Requebra que eu te dou um doce!

                                     (A um louco muito especial)

Quem de nós, moradores dos Bairros Morrinhos, Vila Guilhermina e adjacências, aqui em Montes Claros, que já não deparou com o famoso e folclórico Raimundo Requebra, ou simplesmente "Requebra", com o seu exótico e particular jeito de ser.
Há 30 anos morando na Vila Guilhermina, acostumei com o seu palavreado nada convencional, geralmente provocado por alguma criança, que, como eu, nos meus tempos, escondia de algum lugar e gritava: "Ô, requebra!".   Sim, Raimundo adorava rebolar, imitar uma mulher, mas não admitia que o chamassem de Requebra. Meus filhos hoje, fazem o mesmo. Escondem e quando ele aproxima, gritam e provocam o Requebra, também chamado por alguns de "Xêpa" , mas não são só as crianças que  gostam de provocar o Raimundo, não; nós, adultos, também. Eu, por exemplo, deixava o aparelho de som ligado a toda altura, preparava uma fita cassete de uma banda baiana chamada "Olodum", que tinha uma música que repetia várias vezes o seu apelido, e, quando ele estava por perto, eu apertava a tecla de pausa, que ficava suspensa como uma armadilha, propositadamente preparada para desarmá-la naquele ponto e naquele momento.

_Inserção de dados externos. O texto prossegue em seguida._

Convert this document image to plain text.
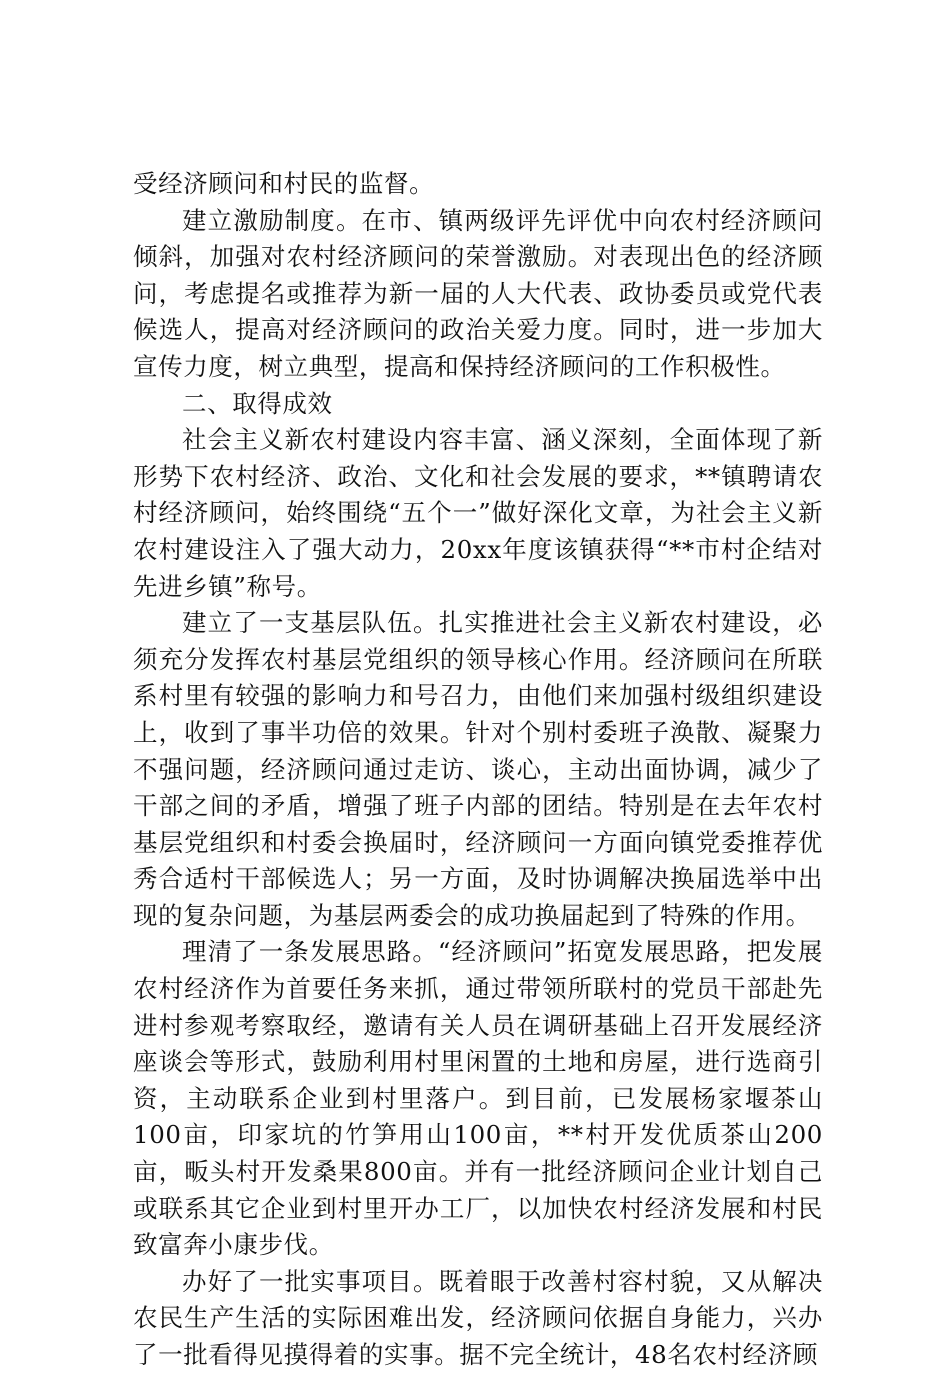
受经济顾问和村民的监督。

建立激励制度。在市、镇两级评先评优中向农村经济顾问倾斜，加强对农村经济顾问的荣誉激励。对表现出色的经济顾问，考虑提名或推荐为新一届的人大代表、政协委员或党代表候选人，提高对经济顾问的政治关爱力度。同时，进一步加大宣传力度，树立典型，提高和保持经济顾问的工作积极性。

二、取得成效

社会主义新农村建设内容丰富、涵义深刻，全面体现了新形势下农村经济、政治、文化和社会发展的要求，**镇聘请农村经济顾问，始终围绕“五个一”做好深化文章，为社会主义新农村建设注入了强大动力，20xx年度该镇获得“**市村企结对先进乡镇”称号。

建立了一支基层队伍。扎实推进社会主义新农村建设，必须充分发挥农村基层党组织的领导核心作用。经济顾问在所联系村里有较强的影响力和号召力，由他们来加强村级组织建设上，收到了事半功倍的效果。针对个别村委班子涣散、凝聚力不强问题，经济顾问通过走访、谈心，主动出面协调，减少了干部之间的矛盾，增强了班子内部的团结。特别是在去年农村基层党组织和村委会换届时，经济顾问一方面向镇党委推荐优秀合适村干部候选人；另一方面，及时协调解决换届选举中出现的复杂问题，为基层两委会的成功换届起到了特殊的作用。

理清了一条发展思路。“经济顾问”拓宽发展思路，把发展农村经济作为首要任务来抓，通过带领所联村的党员干部赴先进村参观考察取经，邀请有关人员在调研基础上召开发展经济座谈会等形式，鼓励利用村里闲置的土地和房屋，进行选商引资，主动联系企业到村里落户。到目前，已发展杨家堰茶山100亩，印家坑的竹笋用山100亩，**村开发优质茶山200亩，畈头村开发桑果800亩。并有一批经济顾问企业计划自己或联系其它企业到村里开办工厂，以加快农村经济发展和村民致富奔小康步伐。

办好了一批实事项目。既着眼于改善村容村貌，又从解决农民生产生活的实际困难出发，经济顾问依据自身能力，兴办了一批看得见摸得着的实事。据不完全统计，48名农村经济顾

Há quase dois anos que o Raimundo requebra desapareceu, cogita-se até como certa a sua morte. Sumiram com Requebra, essa inofensiva criatura vítima de tantas covardias e indiferenças por parte de muitos seres chamados de humanos.

"Raimundo, você que já suportou tanto espancamento, até a água fervendo no corpo  já resistiu. Você que já suportou absurdos, "Rai", não é possível que liquidaram com você. Não! Se você desapareceu, foi porque bem quis, eu sei.

Cadê você, Raimundo? Você nunca demorou tanto a nos "encher o saco"!   Cadê você, Raimundo, que, através de gestos e gritos, ensinou todos os meus filhos a falar palavrões indecentes? Cadê você, Raimundo, que me obrigava a comprar um maço de cigarros, eu, que não fumo, só para todo dia lhe dar um e ter certeza que o veria, para, na verdade, através de você, saber sobre o meu próprio destino? Cadê você, Raimundo, que uma vez surpreso com um comportamento estranho meu, sabendo que não me era peculiar ficar carrancudo, simplesmente me disse: _Pense, pense, mas depois, dispense, se não você fica doido, viu?"

Conversei com muitos a respeito de Raimundo, mas ninguém sabe de completo quem é ele. Ele é indizivelmente ameaçado, complicado, frágil.

Raimundo é só um pressentimento, nunca uma afirmação, é uma nostalgia que se confunde com a própria natureza em busca de sua verdadeira forma e possibilidade, porque sabe que a verdadeira paz não vem dos caminhos racionais.

Quantas vezes eu me pergunto se Raimundo é de fato um doido ou, simplesmente, um homem muito corajoso que vive o perigo, a morte, o medo e anda peregrinando indisciplinado, com sonoras gargalhadas, cheio de sonhos, apenas porque é um enamorado da vida.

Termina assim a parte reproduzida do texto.